Strap on your seatbelts because it is going to be another active and busy week in the foreign exchange market. If you’ve watching the price action of currencies over the past week month or anytime since January, you may know that the U.S. dollar has been on a tear. Last week the greenback rose to fresh 4-year highs against the Japanese Yen, a new 1-month high against the euro and an 11th month high against the Australian dollar. On a trade-weighted basis as measured by the Dollar Index, the greenback reached a 3-year high. The sustainability of the dollar rally against all of the major currencies will hinge on what happens this week.
Don’t expect this week’s U.S. economic reports to be game changers for the U.S. dollar but what could affect how the dollar trades in a very big way is Fed Chairman Ben Bernanke’s testimony on the economic outlook on Wednesday. The relentless rally in the U.S. dollar indicates that investors are pricing in a major change in Fed policy. Bernanke’s comments pose a major threat to the dollar and could either support or end the dollar rally. A number of Fed Presidents (mostly non voting members of the FOMC) have called on the Fed to scale back the amount of assets purchases as quickly as June. This is not the same as “tightening” monetary policy but in the eyes of investors, it’s a step closer to that direction. If Bernanke drops even the smallest hint that they could vary bond buying – either by talking about it directly or sounding more optimistic about the outlook for the U.S. economy, the dollar could hit new highs. However if he spends more time talking about the constraints in the U.S. economy and the fiscal drag, the dollar fall quickly and aggressively as speculators cut their long dollar positions after realizing that mapping a QE exit doesn’t mean that the Fed is ready to head that way.
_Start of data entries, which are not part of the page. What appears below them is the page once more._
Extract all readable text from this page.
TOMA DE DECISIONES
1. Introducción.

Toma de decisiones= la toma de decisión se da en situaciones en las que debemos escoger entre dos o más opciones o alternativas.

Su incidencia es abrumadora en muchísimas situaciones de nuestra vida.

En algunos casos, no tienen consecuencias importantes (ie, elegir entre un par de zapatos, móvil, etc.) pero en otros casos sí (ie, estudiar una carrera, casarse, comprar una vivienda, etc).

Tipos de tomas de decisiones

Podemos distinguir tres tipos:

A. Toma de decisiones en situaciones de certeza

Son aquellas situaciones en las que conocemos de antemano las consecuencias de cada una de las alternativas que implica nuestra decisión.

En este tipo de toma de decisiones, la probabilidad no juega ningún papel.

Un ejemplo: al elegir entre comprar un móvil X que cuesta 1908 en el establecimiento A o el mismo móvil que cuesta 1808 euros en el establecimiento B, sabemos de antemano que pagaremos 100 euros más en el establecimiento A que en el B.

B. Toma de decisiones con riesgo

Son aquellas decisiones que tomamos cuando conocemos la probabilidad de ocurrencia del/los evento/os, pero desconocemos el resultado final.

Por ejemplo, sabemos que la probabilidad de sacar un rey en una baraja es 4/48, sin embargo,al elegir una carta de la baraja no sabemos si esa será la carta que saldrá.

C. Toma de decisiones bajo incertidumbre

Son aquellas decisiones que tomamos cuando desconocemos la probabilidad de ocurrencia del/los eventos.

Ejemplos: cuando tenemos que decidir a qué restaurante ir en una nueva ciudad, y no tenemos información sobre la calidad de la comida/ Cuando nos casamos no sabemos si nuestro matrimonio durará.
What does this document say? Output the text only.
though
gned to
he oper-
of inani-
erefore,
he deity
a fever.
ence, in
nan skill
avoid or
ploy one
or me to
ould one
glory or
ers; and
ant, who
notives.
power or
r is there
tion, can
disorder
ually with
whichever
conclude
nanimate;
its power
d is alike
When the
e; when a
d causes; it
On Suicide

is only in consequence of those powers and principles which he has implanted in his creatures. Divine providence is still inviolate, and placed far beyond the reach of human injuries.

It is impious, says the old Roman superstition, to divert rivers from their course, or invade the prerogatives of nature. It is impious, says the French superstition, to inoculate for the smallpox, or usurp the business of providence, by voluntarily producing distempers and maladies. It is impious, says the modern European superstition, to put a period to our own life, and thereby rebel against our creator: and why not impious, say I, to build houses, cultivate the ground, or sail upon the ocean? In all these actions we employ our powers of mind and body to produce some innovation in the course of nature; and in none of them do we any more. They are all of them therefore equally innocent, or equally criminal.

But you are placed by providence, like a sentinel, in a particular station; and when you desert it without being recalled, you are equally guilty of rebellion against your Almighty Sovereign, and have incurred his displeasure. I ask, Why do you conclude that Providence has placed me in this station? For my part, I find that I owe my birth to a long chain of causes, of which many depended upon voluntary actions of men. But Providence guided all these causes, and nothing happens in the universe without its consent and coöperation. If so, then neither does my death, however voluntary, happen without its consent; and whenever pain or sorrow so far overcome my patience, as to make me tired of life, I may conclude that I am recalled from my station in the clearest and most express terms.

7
When we last heard from the U.S. central bank, they said they were prepared to increase or decrease the size of its monthly bond-buying program in response to changing economic conditions. Since then, we have seen record breaking moves in the stock market, a jump in consumer confidence and both improvement and deterioration in U.S. data. Job growth surprised to upside along with consumer spending but the recovery in manufacturing is losing momentum. As one of the more dovish members of the FOMC, we expect Bernanke to be very careful with his choice of words. After seeing how the markets have responded to the prospect of less QE, we don’t expect Bernanke to openly say that the economy has improved enough to warrant changes in monetary policy. Managing an exit won’t be easy and if anything, he will suggest that even if the Fed were to decrease asset purchases, they could increase them again if the economy weakens. In other words, while we don’t expect Bernanke to kill the dollar’s rally intentionally, his caution could lead to profit taking.
The FOMC minutes also poses more downside than upside risk for the greenback because the meeting took place before the latest non-farm payrolls report. The number the Fed most likely had on hand was 88k. If you recall, payrolls for March were revised up from 88K to 138K and then increased to 165K in April but we did not learn this information until 2 days after the FOMC announcement. Therefore the tone at the last meeting could more cautious with the doves screaming a little louder, which would not be good for the U.S. dollar.
There’s a number of Eurozone, U.K. and Australian event risks this week as well that could play a role in how the EUR/USD, AUD/USD and GBP/USD trades but we’ll spend more time on those as the week progresses. In the meantime, the primary threat to the dollar this week will be Bernanke’s testimony before the Joint Economic Committee and the FOMC minutes.
If Bernanke continues to sound cautious like some other FOMC voters who spoke last week, profit taking could drive the dollar lower making 1.28 in EUR/USD short term support and 103 in USD/JPY a near term top. But if we are completely wrong and Bernanke is on board with the idea of reducing asset purchases, expect USD/JPY to hit 104.50 and possibly even 105 and the EUR/USD to drop to 1.2700.
In the long run, we still expect more gains in the greenback relative to other currencies but we acknowledge that Bernanke poses a realistic threat to the rally this week.